Joe Baratta, Blackstone Group LP’s top private equity dealmaker, can’t be too cautious right now.
“For any professional investor, this is the most difficult period we’ve ever experienced,” Baratta, Blackstone’s global head of private equity, said Tuesday, speaking at the WSJ Pro Private Equity Analyst Conference in New York. “You have historically high multiples of cash flows, low yields. I’ve never seen it in my career. It’s the most treacherous moment.”

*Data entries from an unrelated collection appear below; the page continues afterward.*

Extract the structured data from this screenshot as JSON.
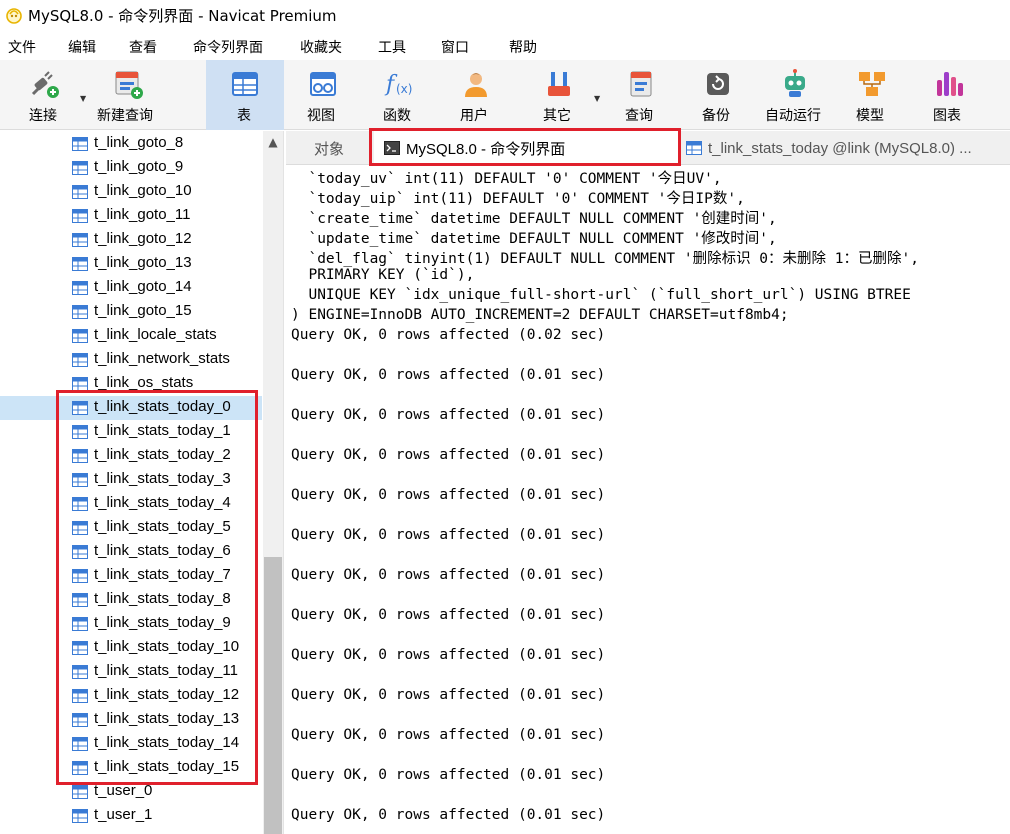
{
  "window": {
    "title": "MySQL8.0 - 命令列界面 - Navicat Premium"
  },
  "menu": [
    "文件",
    "编辑",
    "查看",
    "命令列界面",
    "收藏夹",
    "工具",
    "窗口",
    "帮助"
  ],
  "toolbar": {
    "buttons": [
      {
        "label": "连接",
        "icon": "plug-connect-icon"
      },
      {
        "label": "新建查询",
        "icon": "new-query-icon"
      },
      {
        "label": "表",
        "icon": "table-icon"
      },
      {
        "label": "视图",
        "icon": "view-icon"
      },
      {
        "label": "函数",
        "icon": "function-icon"
      },
      {
        "label": "用户",
        "icon": "user-icon"
      },
      {
        "label": "其它",
        "icon": "tools-icon"
      },
      {
        "label": "查询",
        "icon": "query-icon"
      },
      {
        "label": "备份",
        "icon": "backup-icon"
      },
      {
        "label": "自动运行",
        "icon": "robot-icon"
      },
      {
        "label": "模型",
        "icon": "model-icon"
      },
      {
        "label": "图表",
        "icon": "chart-icon"
      }
    ],
    "active": "表"
  },
  "tree": {
    "items": [
      "t_link_goto_8",
      "t_link_goto_9",
      "t_link_goto_10",
      "t_link_goto_11",
      "t_link_goto_12",
      "t_link_goto_13",
      "t_link_goto_14",
      "t_link_goto_15",
      "t_link_locale_stats",
      "t_link_network_stats",
      "t_link_os_stats",
      "t_link_stats_today_0",
      "t_link_stats_today_1",
      "t_link_stats_today_2",
      "t_link_stats_today_3",
      "t_link_stats_today_4",
      "t_link_stats_today_5",
      "t_link_stats_today_6",
      "t_link_stats_today_7",
      "t_link_stats_today_8",
      "t_link_stats_today_9",
      "t_link_stats_today_10",
      "t_link_stats_today_11",
      "t_link_stats_today_12",
      "t_link_stats_today_13",
      "t_link_stats_today_14",
      "t_link_stats_today_15",
      "t_user_0",
      "t_user_1"
    ],
    "selected": "t_link_stats_today_0"
  },
  "tabs": {
    "objects": "对象",
    "console": "MySQL8.0 - 命令列界面",
    "table": "t_link_stats_today @link (MySQL8.0) ..."
  },
  "console": {
    "lines": [
      "  `today_uv` int(11) DEFAULT '0' COMMENT '今日UV',",
      "  `today_uip` int(11) DEFAULT '0' COMMENT '今日IP数',",
      "  `create_time` datetime DEFAULT NULL COMMENT '创建时间',",
      "  `update_time` datetime DEFAULT NULL COMMENT '修改时间',",
      "  `del_flag` tinyint(1) DEFAULT NULL COMMENT '删除标识 0：未删除 1：已删除',",
      "  PRIMARY KEY (`id`),",
      "  UNIQUE KEY `idx_unique_full-short-url` (`full_short_url`) USING BTREE",
      ") ENGINE=InnoDB AUTO_INCREMENT=2 DEFAULT CHARSET=utf8mb4;",
      "Query OK, 0 rows affected (0.02 sec)",
      "",
      "Query OK, 0 rows affected (0.01 sec)",
      "",
      "Query OK, 0 rows affected (0.01 sec)",
      "",
      "Query OK, 0 rows affected (0.01 sec)",
      "",
      "Query OK, 0 rows affected (0.01 sec)",
      "",
      "Query OK, 0 rows affected (0.01 sec)",
      "",
      "Query OK, 0 rows affected (0.01 sec)",
      "",
      "Query OK, 0 rows affected (0.01 sec)",
      "",
      "Query OK, 0 rows affected (0.01 sec)",
      "",
      "Query OK, 0 rows affected (0.01 sec)",
      "",
      "Query OK, 0 rows affected (0.01 sec)",
      "",
      "Query OK, 0 rows affected (0.01 sec)",
      "",
      "Query OK, 0 rows affected (0.01 sec)"
    ]
  },
  "colors": {
    "highlight": "#e0202c",
    "selected_row": "#cce4f7",
    "active_toolbar": "#cfe0f3"
  }
}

Private equity managers have tussled with a difficult reality for several years. The same lofty valuations that created ideal conditions to sell holdings and pocket profits have made it exceedingly difficult to deploy money into new deals at attractive entry prices. Several executives, including Blackstone Chief Executive Officer Steve Schwarzman, have pinned those conditions squarely on the Federal Reserve’s near-zero interest rate policies.
‘Net Sellers’
The firm is still selling more assets than it’s buying, according to President Tony James.“We’re net sellers on most things right now -- prices are high,” James said in a Bloomberg Television interview Tuesday. “Interest rates are so low and there’s so much capital sloshing around the world.”

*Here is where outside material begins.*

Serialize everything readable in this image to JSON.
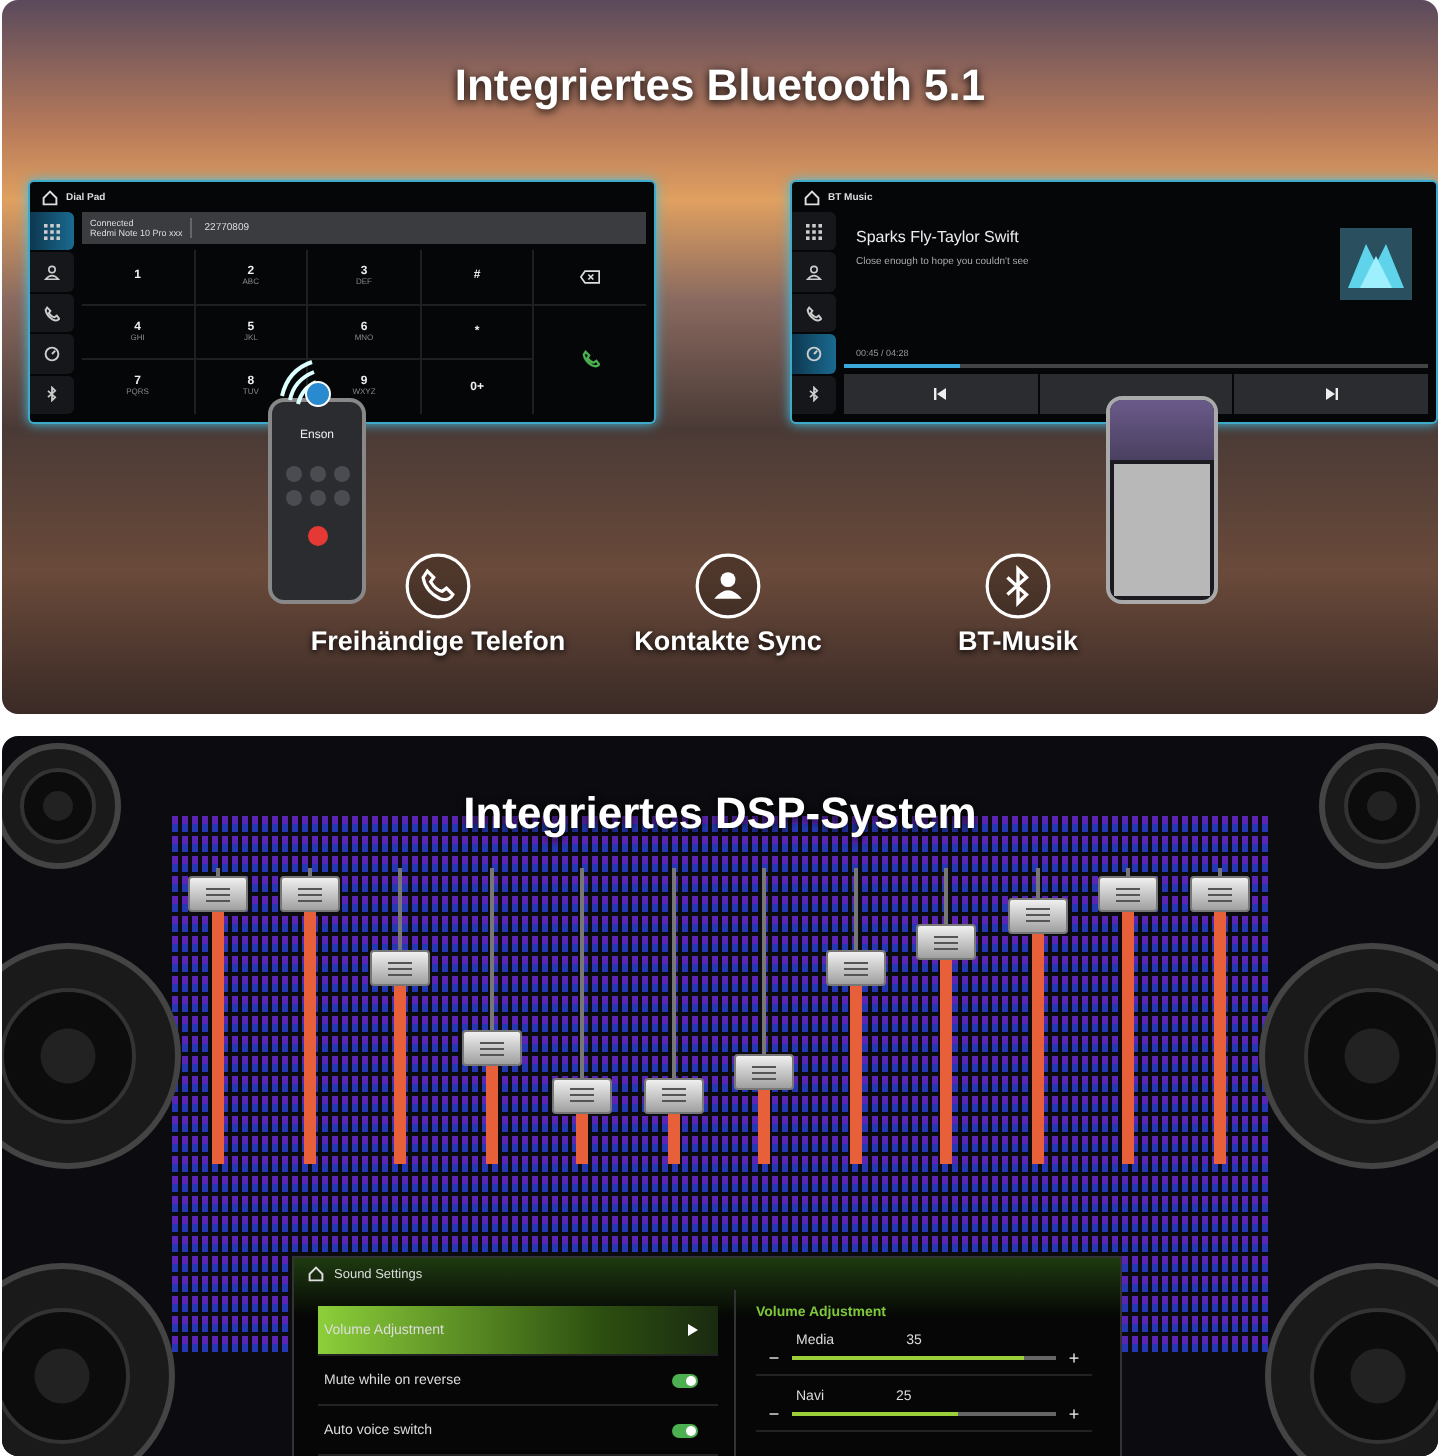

Blackstone finished gathering $18 billion for its latest private equity fund last year. The firm also has an energy private equity vehicle, which finished raising $4.5 billion last year.

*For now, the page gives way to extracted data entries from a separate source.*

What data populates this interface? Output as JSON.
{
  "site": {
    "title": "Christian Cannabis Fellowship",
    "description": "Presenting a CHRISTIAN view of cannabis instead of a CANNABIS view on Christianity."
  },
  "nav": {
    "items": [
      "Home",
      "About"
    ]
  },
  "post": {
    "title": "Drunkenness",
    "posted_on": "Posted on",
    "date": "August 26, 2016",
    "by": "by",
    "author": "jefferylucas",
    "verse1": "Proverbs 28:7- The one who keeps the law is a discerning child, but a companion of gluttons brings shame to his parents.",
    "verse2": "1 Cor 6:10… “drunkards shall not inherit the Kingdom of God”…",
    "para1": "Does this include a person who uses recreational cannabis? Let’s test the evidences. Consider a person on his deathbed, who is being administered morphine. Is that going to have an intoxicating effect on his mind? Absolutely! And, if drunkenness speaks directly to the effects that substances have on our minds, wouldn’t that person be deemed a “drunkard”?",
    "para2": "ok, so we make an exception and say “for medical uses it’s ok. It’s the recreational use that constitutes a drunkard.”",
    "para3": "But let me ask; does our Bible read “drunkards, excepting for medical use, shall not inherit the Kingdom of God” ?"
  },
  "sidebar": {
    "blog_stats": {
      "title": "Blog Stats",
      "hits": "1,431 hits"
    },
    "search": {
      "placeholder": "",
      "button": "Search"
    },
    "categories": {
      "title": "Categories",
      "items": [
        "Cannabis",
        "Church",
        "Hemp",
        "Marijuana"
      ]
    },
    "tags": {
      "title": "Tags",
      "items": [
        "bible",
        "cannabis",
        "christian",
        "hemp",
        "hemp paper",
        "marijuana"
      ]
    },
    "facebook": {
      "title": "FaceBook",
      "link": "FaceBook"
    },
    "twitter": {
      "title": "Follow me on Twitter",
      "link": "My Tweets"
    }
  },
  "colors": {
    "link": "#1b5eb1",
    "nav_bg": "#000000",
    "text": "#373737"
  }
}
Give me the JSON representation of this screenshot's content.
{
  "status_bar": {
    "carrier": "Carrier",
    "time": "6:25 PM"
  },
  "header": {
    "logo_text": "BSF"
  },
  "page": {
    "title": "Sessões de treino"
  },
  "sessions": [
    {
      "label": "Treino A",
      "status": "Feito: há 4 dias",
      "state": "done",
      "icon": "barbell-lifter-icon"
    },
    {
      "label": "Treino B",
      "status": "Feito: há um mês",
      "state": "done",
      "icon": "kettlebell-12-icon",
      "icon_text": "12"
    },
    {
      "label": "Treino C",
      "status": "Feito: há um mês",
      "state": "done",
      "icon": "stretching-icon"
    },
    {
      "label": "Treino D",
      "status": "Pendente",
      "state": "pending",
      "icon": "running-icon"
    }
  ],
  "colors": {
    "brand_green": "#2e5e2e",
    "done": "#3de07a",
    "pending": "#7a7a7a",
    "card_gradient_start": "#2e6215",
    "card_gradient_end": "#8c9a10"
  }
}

The core equity fund, which has gotten $5 billion so far, will deploy $1 billion to $3 billion per deal, said Baratta. The transaction the firm is working on is valued at about $5 billion including debt, he said, without elaborating.
Blackstone, founded by Schwarzman and Peter G. Peterson in 1985, managed $356 billion in private equity holdings, real estate, credit assets and hedge funds as of June 30.